Hi,
On 20.02.2019 16:40, Michael Tremer wrote:
Interesting… These settings shouldn’t have any impact on any connections going through the firewall.
Yep. And at the moment, I'm not so sure they're really the cause because it happened again.
At first, I thought it had something to do with my ISP. I made a call, but they couldn't find anything wrong with the connection. The problem would be on my side. Hm.
Can you narrow it down to one specific setting of these by disabling one by one?

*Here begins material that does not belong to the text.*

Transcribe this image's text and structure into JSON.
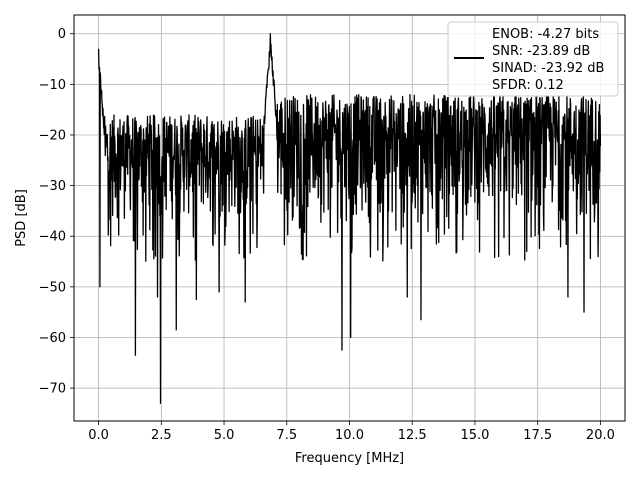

Right now: definitely NO. Its "under investigation".
Best, Matthias
P.S.: Oh my - it was too late for something like this - just saw it: the machine needs a reboot to really get rid of the tuned parameters, right!?
-Michael
On 20 Feb 2019, at 10:18, Matthias Fischer matthias.fischer@ipfire.org wrote:
Hi,
being curious, I tested commit https://git.ipfire.org/?p=ipfire-2.x.git;a=commit;h=d03916e55851a243594ebf6f... on my Core 127 / 32bit IPFire.
At first I didn't notice any differences, system was running as usual. No important performance impact or change.
But yesterday, while starting some bigger downloads and closely watching, I noticed that everytime someone started to download a somewhat bigger file, e.g. 250-800 MB, downloading rates went down to a crawl. Some downloads even aborted and nearly all where amazingly slow (~150KB/s, normal: ~6.5 MB/s).
Restarting our Fritzbox and IPFire itself didn't help, all downloads stayed that way.
After reverting the above commit in '/etc/sysctl.conf' and running 'sysctl -p', system is running at full speed again: VDSL, 50Mbit down / 10Mbit up.
Configuration: Duo Box with Core 127/32bit. Running 'privoxy 3.0.28', 'squid 4.6' (non-transparent, 512 MB RAM only), 'squidguard 1.5 beta', 'squidclamav', 'snort / guardian', 'unbound 1.9.0' with DoT/TFO.
Could someone please test and confirm (or not ;-) ).